AI Overviews en France : la recherche entre dans une nouvelle ère
Cette semaine, le paysage du Search bascule un peu plus. Google déploie ses AI Overviews et son AI Mode en France, et la question n'est plus de savoir si les réponses génératives vont s'imposer, mais comment nous allons y exister. Entre clarification des sigles (SEO, GEO, AEO), recentrage des bonnes pratiques 2026 et débats sur la mesure de la visibilité, la semaine a été dense. Je vous propose une lecture stratégique pour transformer ce brouhaha en décisions concrètes.
À retenir cette semaine
1. AI Overviews et AI Mode arrivent en France : préparez vos contenus
Le déploiement de Google AI Overviews et de l'AI Mode en France cet été 2026 change la donne pour la visibilité. Les résultats génératifs occupent la partie haute de l'écran, agrègent plusieurs sources et redistribuent le trafic vers les pages jugées les plus fiables et les plus utiles. La lecture stratégique n'est pas de céder aux recettes miracles, mais de renforcer ce que les moteurs valorisent : intention claire, réponses directes en tête d'article, structure sémantique nette, preuves d'expertise et citations vérifiables. Pour beaucoup de sites, l'impact se mesurera moins en positions qu'en présence dans les citations et en qualité des clics restants. Auditez dès maintenant vos pages à fort trafic informationnel : ce sont les premières concernées.
2. SEO, GEO, AEO : arrêter la confusion pour mieux arbitrer
La multiplication des sigles alimente une confusion coûteuse. Le SEO reste l'optimisation pour les moteurs de recherche classiques, le GEO vise la présence dans les réponses génératives des LLM et l'AEO cible plus spécifiquement les moteurs de réponse. Ce ne sont pas trois disciplines concurrentes mais trois angles complémentaires d'une même bataille : être vu, cité, choisi. Le vrai risque, pour un responsable marketing, est de réallouer un budget SEO existant vers un GEO mal défini, sans mesurer ce qu'il perd ni ce qu'il gagne.
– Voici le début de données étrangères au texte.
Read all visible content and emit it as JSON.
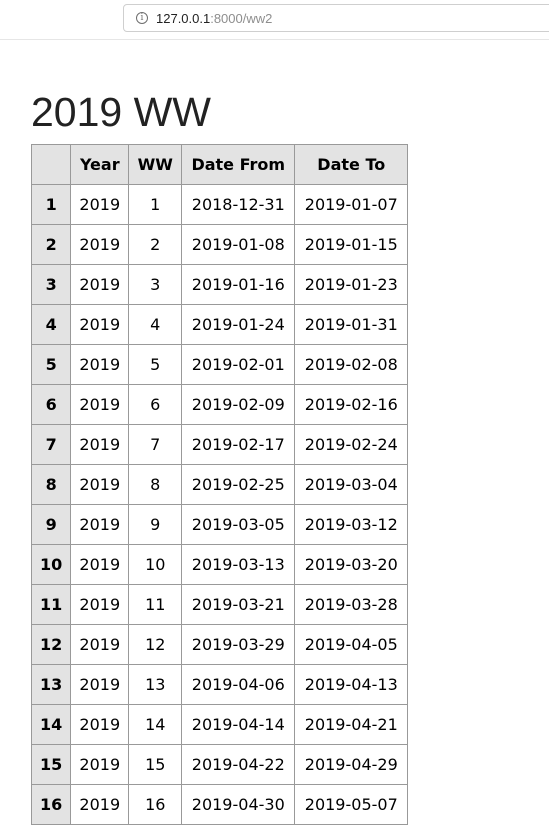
{
  "browser": {
    "url_host": "127.0.0.1",
    "url_path": ":8000/ww2",
    "info_glyph": "i"
  },
  "page": {
    "title": "2019 WW"
  },
  "table": {
    "columns": [
      "",
      "Year",
      "WW",
      "Date From",
      "Date To"
    ],
    "rows": [
      {
        "index": "1",
        "year": "2019",
        "ww": "1",
        "from": "2018-12-31",
        "to": "2019-01-07"
      },
      {
        "index": "2",
        "year": "2019",
        "ww": "2",
        "from": "2019-01-08",
        "to": "2019-01-15"
      },
      {
        "index": "3",
        "year": "2019",
        "ww": "3",
        "from": "2019-01-16",
        "to": "2019-01-23"
      },
      {
        "index": "4",
        "year": "2019",
        "ww": "4",
        "from": "2019-01-24",
        "to": "2019-01-31"
      },
      {
        "index": "5",
        "year": "2019",
        "ww": "5",
        "from": "2019-02-01",
        "to": "2019-02-08"
      },
      {
        "index": "6",
        "year": "2019",
        "ww": "6",
        "from": "2019-02-09",
        "to": "2019-02-16"
      },
      {
        "index": "7",
        "year": "2019",
        "ww": "7",
        "from": "2019-02-17",
        "to": "2019-02-24"
      },
      {
        "index": "8",
        "year": "2019",
        "ww": "8",
        "from": "2019-02-25",
        "to": "2019-03-04"
      },
      {
        "index": "9",
        "year": "2019",
        "ww": "9",
        "from": "2019-03-05",
        "to": "2019-03-12"
      },
      {
        "index": "10",
        "year": "2019",
        "ww": "10",
        "from": "2019-03-13",
        "to": "2019-03-20"
      },
      {
        "index": "11",
        "year": "2019",
        "ww": "11",
        "from": "2019-03-21",
        "to": "2019-03-28"
      },
      {
        "index": "12",
        "year": "2019",
        "ww": "12",
        "from": "2019-03-29",
        "to": "2019-04-05"
      },
      {
        "index": "13",
        "year": "2019",
        "ww": "13",
        "from": "2019-04-06",
        "to": "2019-04-13"
      },
      {
        "index": "14",
        "year": "2019",
        "ww": "14",
        "from": "2019-04-14",
        "to": "2019-04-21"
      },
      {
        "index": "15",
        "year": "2019",
        "ww": "15",
        "from": "2019-04-22",
        "to": "2019-04-29"
      },
      {
        "index": "16",
        "year": "2019",
        "ww": "16",
        "from": "2019-04-30",
        "to": "2019-05-07"
      }
    ]
  }
}
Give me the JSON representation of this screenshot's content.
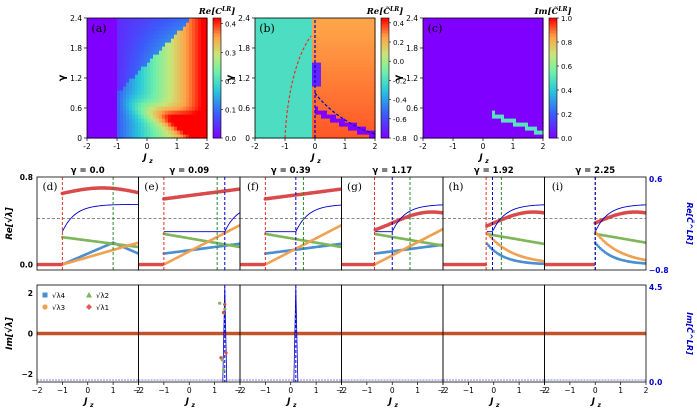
{
  "top_panels": [
    {
      "tag": "(a)",
      "title": "Re[C^LR]",
      "title_main": "Re[C",
      "title_sup": "LR",
      "title_end": "]",
      "xlabel": "J",
      "xlabel_sub": "z",
      "ylabel": "γ",
      "x_ticks": [
        "-2",
        "-1",
        "0",
        "1",
        "2"
      ],
      "y_ticks": [
        "0",
        "0.6",
        "1.2",
        "1.8",
        "2.4"
      ],
      "colorbar_ticks": [
        "0.0",
        "0.1",
        "0.2",
        "0.3",
        "0.4"
      ],
      "colormap": "rainbow"
    },
    {
      "tag": "(b)",
      "title": "Re[C̃^LR]",
      "title_main": "Re[C̃",
      "title_sup": "LR",
      "title_end": "]",
      "xlabel": "J",
      "xlabel_sub": "z",
      "ylabel": "γ",
      "x_ticks": [
        "-2",
        "-1",
        "0",
        "1",
        "2"
      ],
      "y_ticks": [
        "0",
        "0.6",
        "1.2",
        "1.8",
        "2.4"
      ],
      "colorbar_ticks": [
        "-0.8",
        "-0.6",
        "-0.4",
        "-0.2",
        "0.0",
        "0.2",
        "0.4"
      ],
      "colormap": "rainbow"
    },
    {
      "tag": "(c)",
      "title": "Im[C̃^LR]",
      "title_main": "Im[C̃",
      "title_sup": "LR",
      "title_end": "]",
      "xlabel": "J",
      "xlabel_sub": "z",
      "ylabel": "γ",
      "x_ticks": [
        "-2",
        "-1",
        "0",
        "1",
        "2"
      ],
      "y_ticks": [
        "0",
        "0.6",
        "1.2",
        "1.8",
        "2.4"
      ],
      "colorbar_ticks": [
        "0.0",
        "0.2",
        "0.4",
        "0.6",
        "0.8",
        "1.0"
      ],
      "colormap": "rainbow"
    }
  ],
  "bottom": {
    "panels": [
      {
        "tag": "(d)",
        "gamma_label": "γ = 0.0"
      },
      {
        "tag": "(e)",
        "gamma_label": "γ = 0.09"
      },
      {
        "tag": "(f)",
        "gamma_label": "γ = 0.39"
      },
      {
        "tag": "(g)",
        "gamma_label": "γ = 1.17"
      },
      {
        "tag": "(h)",
        "gamma_label": "γ = 1.92"
      },
      {
        "tag": "(i)",
        "gamma_label": "γ = 2.25"
      }
    ],
    "x_ticks": [
      "−2",
      "−1",
      "0",
      "1",
      "2"
    ],
    "xlabel": "J",
    "xlabel_sub": "z",
    "upper_ylabel": "Re[√λ]",
    "lower_ylabel": "Im[√λ]",
    "upper_left_ticks": [
      "0.0",
      "0.8"
    ],
    "lower_left_ticks": [
      "−2",
      "0",
      "2"
    ],
    "right_upper_label": "Re[C̃^LR]",
    "right_lower_label": "Im[C̃^LR]",
    "right_upper_ticks": [
      "0.6",
      "−0.8"
    ],
    "right_lower_ticks": [
      "4.5",
      "0.0"
    ],
    "legend": [
      {
        "label": "√λ4",
        "color": "#4a8fd1",
        "marker": "square"
      },
      {
        "label": "√λ3",
        "color": "#f0a050",
        "marker": "circle"
      },
      {
        "label": "√λ2",
        "color": "#7fb65a",
        "marker": "triangle"
      },
      {
        "label": "√λ1",
        "color": "#e05a5a",
        "marker": "diamond"
      }
    ],
    "colors": {
      "lambda4": "#4a8fd1",
      "lambda3": "#f0a050",
      "lambda2": "#7fb65a",
      "lambda1": "#d94b4b",
      "curve": "#0000cc",
      "vline_red": "#e8302a",
      "vline_green": "#2a8a2a",
      "vline_blue": "#0000cc"
    }
  },
  "chart_data": [
    {
      "type": "heatmap",
      "title": "Re[C^LR]",
      "xlabel": "Jz",
      "ylabel": "γ",
      "xlim": [
        -2,
        2
      ],
      "ylim": [
        0,
        2.4
      ],
      "zlim": [
        0,
        0.42
      ]
    },
    {
      "type": "heatmap",
      "title": "Re[C̃^LR]",
      "xlabel": "Jz",
      "ylabel": "γ",
      "xlim": [
        -2,
        2
      ],
      "ylim": [
        0,
        2.4
      ],
      "zlim": [
        -0.8,
        0.45
      ]
    },
    {
      "type": "heatmap",
      "title": "Im[C̃^LR]",
      "xlabel": "Jz",
      "ylabel": "γ",
      "xlim": [
        -2,
        2
      ],
      "ylim": [
        0,
        2.4
      ],
      "zlim": [
        0,
        1.0
      ]
    },
    {
      "type": "line",
      "panels": [
        "γ = 0.0",
        "γ = 0.09",
        "γ = 0.39",
        "γ = 1.17",
        "γ = 1.92",
        "γ = 2.25"
      ],
      "xlim": [
        -2,
        2
      ],
      "upper_ylim": [
        -0.05,
        0.8
      ],
      "lower_ylim": [
        -2.4,
        2.4
      ],
      "right_upper_ylim": [
        -0.8,
        0.6
      ],
      "right_lower_ylim": [
        0,
        4.5
      ]
    }
  ]
}
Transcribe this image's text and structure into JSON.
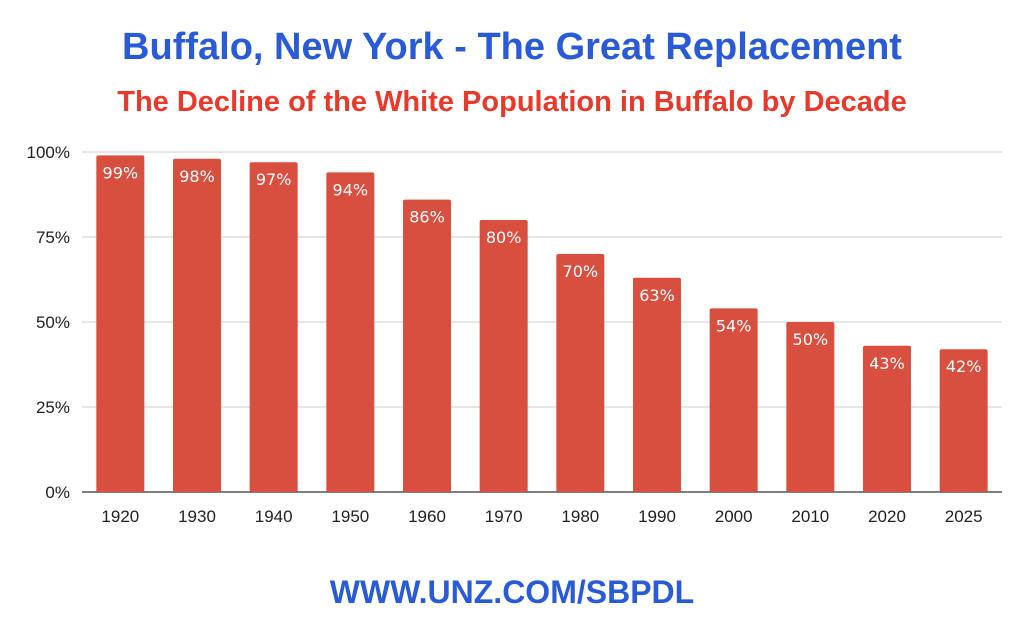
{
  "chart_data": {
    "type": "bar",
    "title": "Buffalo, New York - The Great Replacement",
    "subtitle": "The Decline of the White Population in Buffalo by Decade",
    "xlabel": "",
    "ylabel": "",
    "categories": [
      "1920",
      "1930",
      "1940",
      "1950",
      "1960",
      "1970",
      "1980",
      "1990",
      "2000",
      "2010",
      "2020",
      "2025"
    ],
    "values": [
      99,
      98,
      97,
      94,
      86,
      80,
      70,
      63,
      54,
      50,
      43,
      42
    ],
    "value_labels": [
      "99%",
      "98%",
      "97%",
      "94%",
      "86%",
      "80%",
      "70%",
      "63%",
      "54%",
      "50%",
      "43%",
      "42%"
    ],
    "ylim": [
      0,
      100
    ],
    "yticks": [
      0,
      25,
      50,
      75,
      100
    ],
    "ytick_labels": [
      "0%",
      "25%",
      "50%",
      "75%",
      "100%"
    ],
    "grid": true,
    "legend": "none",
    "colors": {
      "bar": "#d94f3f",
      "title": "#2a5bd7",
      "subtitle": "#e8392b",
      "grid": "#cccccc",
      "axis": "#333333"
    }
  },
  "footer": {
    "text": "WWW.UNZ.COM/SBPDL"
  }
}
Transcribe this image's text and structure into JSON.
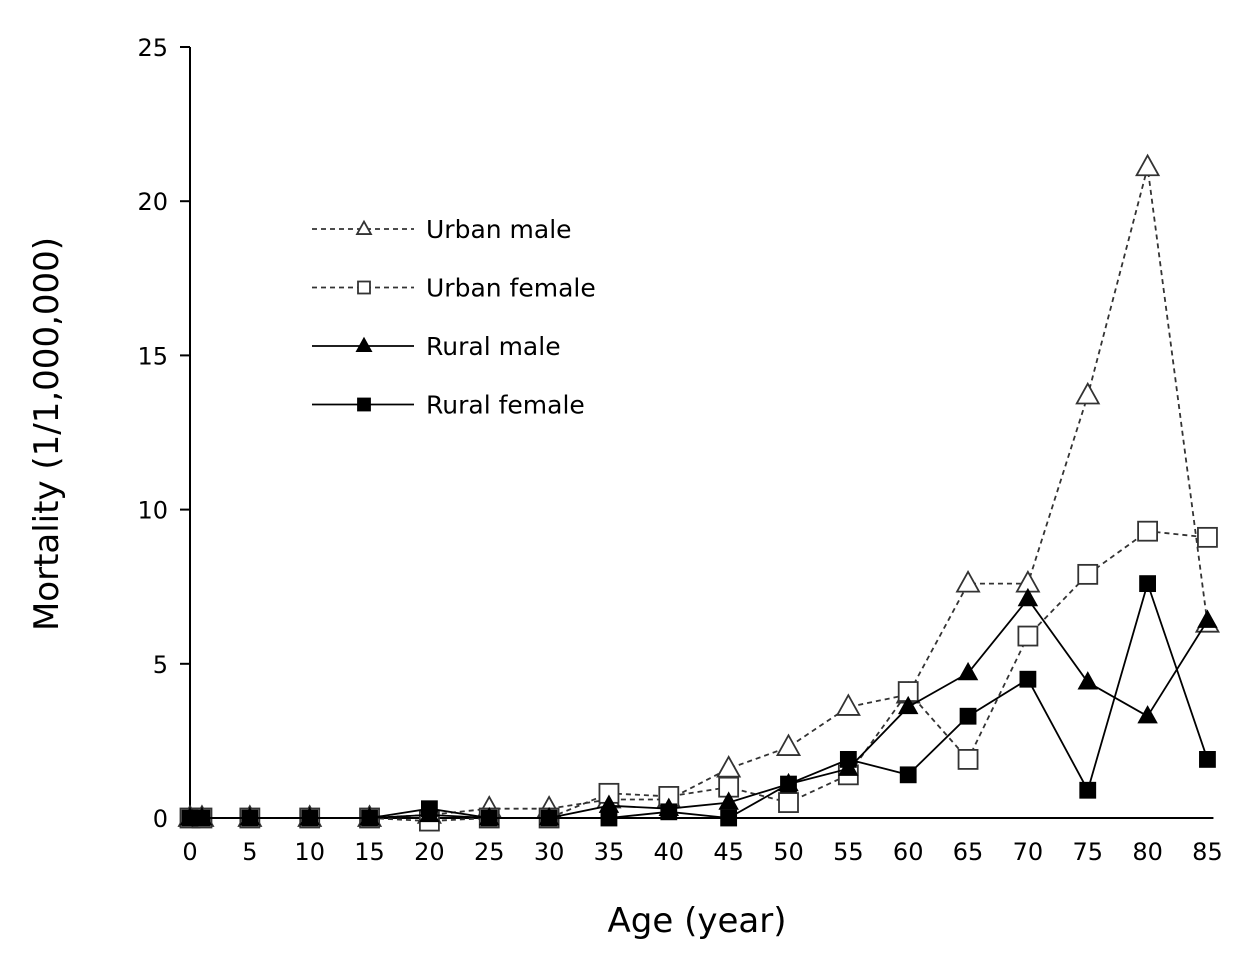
{
  "chart_data": {
    "type": "line",
    "title": "",
    "xlabel": "Age (year)",
    "ylabel": "Mortality (1/1,000,000)",
    "xlim": [
      0,
      85
    ],
    "ylim": [
      0,
      25
    ],
    "x_ticks": [
      0,
      5,
      10,
      15,
      20,
      25,
      30,
      35,
      40,
      45,
      50,
      55,
      60,
      65,
      70,
      75,
      80,
      85
    ],
    "y_ticks": [
      0,
      5,
      10,
      15,
      20,
      25
    ],
    "grid": false,
    "legend_position": "top-left",
    "series": [
      {
        "name": "Urban male",
        "line": "dashed",
        "marker": "triangle",
        "fill": "open",
        "color": "#333333",
        "x": [
          0,
          1,
          5,
          10,
          15,
          20,
          25,
          30,
          35,
          40,
          45,
          50,
          55,
          60,
          65,
          70,
          75,
          80,
          85
        ],
        "y": [
          0,
          0,
          0,
          0,
          0,
          0.1,
          0.3,
          0.3,
          0.6,
          0.6,
          1.6,
          2.3,
          3.6,
          4.0,
          7.6,
          7.6,
          13.7,
          21.1,
          6.3
        ]
      },
      {
        "name": "Urban female",
        "line": "dashed",
        "marker": "square",
        "fill": "open",
        "color": "#333333",
        "x": [
          0,
          1,
          5,
          10,
          15,
          20,
          25,
          30,
          35,
          40,
          45,
          50,
          55,
          60,
          65,
          70,
          75,
          80,
          85
        ],
        "y": [
          0,
          0,
          0,
          0,
          0,
          -0.1,
          0,
          0,
          0.8,
          0.7,
          1.0,
          0.5,
          1.4,
          4.1,
          1.9,
          5.9,
          7.9,
          9.3,
          9.1
        ]
      },
      {
        "name": "Rural male",
        "line": "solid",
        "marker": "triangle",
        "fill": "filled",
        "color": "#000000",
        "x": [
          0,
          1,
          5,
          10,
          15,
          20,
          25,
          30,
          35,
          40,
          45,
          50,
          55,
          60,
          65,
          70,
          75,
          80,
          85
        ],
        "y": [
          0,
          0,
          0,
          0,
          0,
          0.1,
          0,
          0,
          0.4,
          0.3,
          0.5,
          1.1,
          1.6,
          3.6,
          4.7,
          7.1,
          4.4,
          3.3,
          6.4
        ]
      },
      {
        "name": "Rural female",
        "line": "solid",
        "marker": "square",
        "fill": "filled",
        "color": "#000000",
        "x": [
          0,
          1,
          5,
          10,
          15,
          20,
          25,
          30,
          35,
          40,
          45,
          50,
          55,
          60,
          65,
          70,
          75,
          80,
          85
        ],
        "y": [
          0,
          0,
          0,
          0,
          0,
          0.3,
          0,
          0,
          0,
          0.2,
          0,
          1.1,
          1.9,
          1.4,
          3.3,
          4.5,
          0.9,
          7.6,
          1.9
        ]
      }
    ]
  }
}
La bonne posture : conserver les fondations SEO, ajouter des signaux exploitables par les LLM (structure Q/R, données factuelles, entités nommées), et mesurer séparément trafic organique classique et citations dans les IA.
3. Cannibalisation : le premier gisement de performance oublié
Dans un contexte où chaque page doit être forte pour espérer être citée par une IA, la cannibalisation devient un poison silencieux. Deux pages qui visent la même intention se volent des signaux, diluent l'autorité thématique et brouillent la lecture des moteurs. Or, les modèles génératifs privilégient les sources claires, denses et cohérentes. La démarche à adopter : cartographier ses URLs par intention, identifier les doublons via Search Console et les requêtes partagées, puis consolider par fusion, redirection ou repositionnement. Ce travail, souvent perçu comme ingrat, produit des gains rapides et prépare le terrain pour la citation par les LLM. C'est probablement le chantier au meilleur ratio effort/résultat cette année.
4. Bonnes pratiques 2026 : recentrage plutôt que révolution
Contrairement au discours dominant, 2026 n'est pas une année de rupture technique mais de recentrage. Utilité réelle du contenu, fiabilité démontrable, base technique propre : le triptyque n'a pas changé, mais ses exigences se durcissent parce que les IA filtrent plus sévèrement. Les erreurs les plus fréquentes tiennent moins à des choix techniques exotiques qu'à des basiques négligés : titres flous, pages orphelines, contenu généré sans relecture, absence de preuves. Un bon audit 2026 ne cherche plus seulement des erreurs de crawl, il évalue si chaque page mérite d'être citée par un moteur de réponse. C'est une exigence éditoriale, pas seulement technique.
5. Mesurer la visibilité IA : nouveaux indicateurs, nouvelle discipline
La question qui revient chez tous les clients : comment prouver la performance quand une part du trafic disparaît dans les résumés génératifs ? Les outils de suivi des citations dans ChatGPT, Perplexity et AI Overviews se multiplient, mais aucun n'égale la fiabilité historique de Search Console. Ma recommandation : bâtir un tableau de bord à trois étages. Un socle SEO classique (positions, clics, impressions), un étage GEO/AEO (mentions, citations, part de voix dans les réponses IA sur vos requêtes prioritaires) et un étage business (conversions, qualité des leads). C'est la seule façon d'objectiver les arbitrages face à un dirigeant qui verra le trafic baisser sans que la performance commerciale suive nécessairement la même courbe.